Hello,
I’ve done a lot of reading on this topic and most of what I read appears to be out of date. Not trying to recreate the wheel here, I think I should pause and make sure what I’m doing is going to do what I want before I go down this rabit hole.
Almost all the threads I read on weather tell me dark sky is no longer available for new users (ok i get that) but all the threads say to use TWC instead (which doesn’t appear to be available.
Ok, im flexible enough to get around that and I used openweather. Mind you, I’ve watched, read 100 videos/threads on this. I paused one of the videos that said go into the webcore storage and do the weather structure dump. I stopped there because I was having trouble getting anything out of it. Fast forward a week later, and the API is working and I can successfully do the weather structure dump.
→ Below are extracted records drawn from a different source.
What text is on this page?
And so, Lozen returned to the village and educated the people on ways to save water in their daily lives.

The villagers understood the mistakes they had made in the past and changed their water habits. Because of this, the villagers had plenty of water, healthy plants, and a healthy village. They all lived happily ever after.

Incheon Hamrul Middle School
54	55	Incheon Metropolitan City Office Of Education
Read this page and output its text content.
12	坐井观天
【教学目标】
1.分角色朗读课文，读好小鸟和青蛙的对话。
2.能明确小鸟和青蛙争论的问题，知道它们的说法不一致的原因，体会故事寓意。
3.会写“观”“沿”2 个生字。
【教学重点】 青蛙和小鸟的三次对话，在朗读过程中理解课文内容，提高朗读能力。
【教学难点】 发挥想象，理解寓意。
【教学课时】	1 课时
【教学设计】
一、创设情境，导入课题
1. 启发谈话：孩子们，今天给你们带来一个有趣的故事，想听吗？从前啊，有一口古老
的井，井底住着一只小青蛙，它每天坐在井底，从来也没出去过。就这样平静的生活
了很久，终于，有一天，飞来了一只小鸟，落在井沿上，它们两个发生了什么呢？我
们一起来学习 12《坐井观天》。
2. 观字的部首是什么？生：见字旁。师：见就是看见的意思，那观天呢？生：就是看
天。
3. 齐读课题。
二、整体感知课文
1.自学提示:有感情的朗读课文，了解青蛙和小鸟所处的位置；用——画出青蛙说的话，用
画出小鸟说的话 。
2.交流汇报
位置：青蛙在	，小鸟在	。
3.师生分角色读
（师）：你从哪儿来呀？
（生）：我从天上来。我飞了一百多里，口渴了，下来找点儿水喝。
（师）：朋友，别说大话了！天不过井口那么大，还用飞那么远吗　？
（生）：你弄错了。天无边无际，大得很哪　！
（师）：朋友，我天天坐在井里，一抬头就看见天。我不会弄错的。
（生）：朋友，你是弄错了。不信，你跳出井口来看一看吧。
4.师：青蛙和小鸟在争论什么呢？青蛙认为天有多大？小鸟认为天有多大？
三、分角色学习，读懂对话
Tell me if you’ve heard this one: I looked at so many sites and videos I spent 2 hours trying to trace where I saw these instructions and I dont know what the next steps are:rofl:
It was at this moment that I took a deep breath, take a pause, and ask if all what I’m doing is going to do what I want in the end (because I have no idea).
This is all I want:
Apple weather sends out a notification "rain starting in “X” mins. Its astonishingly accurate most of the time. I just want a warning that will give me a 10-15 minute head start to walk the dog if its about to rain.
I realize the notification coming from apple is very specific to that device (and I don’t use apple products), I don’t know if “predictive” precipitation is even a typical field available in weather APIs . Sure, I saw lots of forcast data but nothing that jumped out at me as “rain starting soon”.
If I continue to go down this road of accessing a weather API in webcore, am I going to be able to even do this? Is there another solution that’s simpler/more appropriate?
If I ABSOLUTELY HAVE TO run it off of receiving the apple notification, I can make it work through devices that aren’t mine but that’s not ideal.